What happened to the pound after Andy Burnham’s first speech?

Reuters reported that sterling edged up after Burnham’s first major economic speech when he said he would stick to Labour’s fiscal rules. However, sterling was still down 1.7% against the dollar over the month as a whole.

Did gilt yields rise or fall after Burnham’s speech?

They eased. Market coverage after the speech showed gilt yields edging lower as investors were reassured by Burnham’s emphasis on fiscal discipline.

What are the current corporation tax rates in the UK?

For 2026, the small profits rate is 19% below £50,000 of taxable profits, the main rate is 25% above £250,000, and marginal relief applies between those thresholds.

What is employer National Insurance now?

Employer National Insurance is 15%, and the secondary threshold was cut to £5,000 from April 2025.

Why is Reform UK seen as an economic risk?

Because the Institute for Fiscal Studies has repeatedly argued that Reform’s tax cuts and spending pledges do not add up, with savings overstated, costs understated and major fiscal gaps left unresolved.

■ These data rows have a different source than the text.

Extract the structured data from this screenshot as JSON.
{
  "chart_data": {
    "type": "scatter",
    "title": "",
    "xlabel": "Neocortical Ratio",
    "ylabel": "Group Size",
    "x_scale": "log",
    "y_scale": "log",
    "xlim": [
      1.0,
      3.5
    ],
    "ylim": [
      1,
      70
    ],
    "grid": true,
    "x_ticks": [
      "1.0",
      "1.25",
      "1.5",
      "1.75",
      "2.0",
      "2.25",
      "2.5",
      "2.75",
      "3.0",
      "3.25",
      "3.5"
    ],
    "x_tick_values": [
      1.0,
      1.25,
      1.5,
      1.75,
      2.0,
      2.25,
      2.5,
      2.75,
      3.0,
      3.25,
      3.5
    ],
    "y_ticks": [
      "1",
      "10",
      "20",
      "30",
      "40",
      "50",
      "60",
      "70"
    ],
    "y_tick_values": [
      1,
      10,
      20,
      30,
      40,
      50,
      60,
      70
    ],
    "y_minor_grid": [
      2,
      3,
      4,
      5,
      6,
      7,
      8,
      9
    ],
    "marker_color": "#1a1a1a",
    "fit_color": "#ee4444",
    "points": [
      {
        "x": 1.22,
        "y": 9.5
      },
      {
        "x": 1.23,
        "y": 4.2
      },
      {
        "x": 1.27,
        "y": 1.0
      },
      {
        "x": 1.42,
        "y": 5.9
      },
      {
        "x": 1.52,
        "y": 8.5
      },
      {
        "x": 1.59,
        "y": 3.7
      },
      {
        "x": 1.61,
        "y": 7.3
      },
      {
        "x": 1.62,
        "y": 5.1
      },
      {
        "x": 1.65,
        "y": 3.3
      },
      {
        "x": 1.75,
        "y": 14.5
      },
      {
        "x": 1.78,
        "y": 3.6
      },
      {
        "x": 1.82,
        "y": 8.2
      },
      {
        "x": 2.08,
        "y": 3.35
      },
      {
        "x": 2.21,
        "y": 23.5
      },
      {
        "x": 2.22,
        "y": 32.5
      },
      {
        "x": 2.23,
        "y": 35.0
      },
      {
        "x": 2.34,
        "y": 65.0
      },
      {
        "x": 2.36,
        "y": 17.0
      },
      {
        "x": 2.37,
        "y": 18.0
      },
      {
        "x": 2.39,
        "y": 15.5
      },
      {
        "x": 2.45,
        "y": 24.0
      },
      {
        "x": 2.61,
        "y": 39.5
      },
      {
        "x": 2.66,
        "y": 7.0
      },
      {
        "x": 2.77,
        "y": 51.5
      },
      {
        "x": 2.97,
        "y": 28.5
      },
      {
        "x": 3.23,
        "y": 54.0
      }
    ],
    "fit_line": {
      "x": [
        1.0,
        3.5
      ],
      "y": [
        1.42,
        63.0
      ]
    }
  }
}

What should Burnham focus on first?

The strongest early priorities would be fiscal credibility, housing and Stamp Duty reform, business tax reform, lower taxes on hiring, and turning devolution into an actual growth strategy. That is partly inference, but it follows from both the current market backdrop and Burnham’s own opening emphasis on regional rebalancing and fiscal discipline.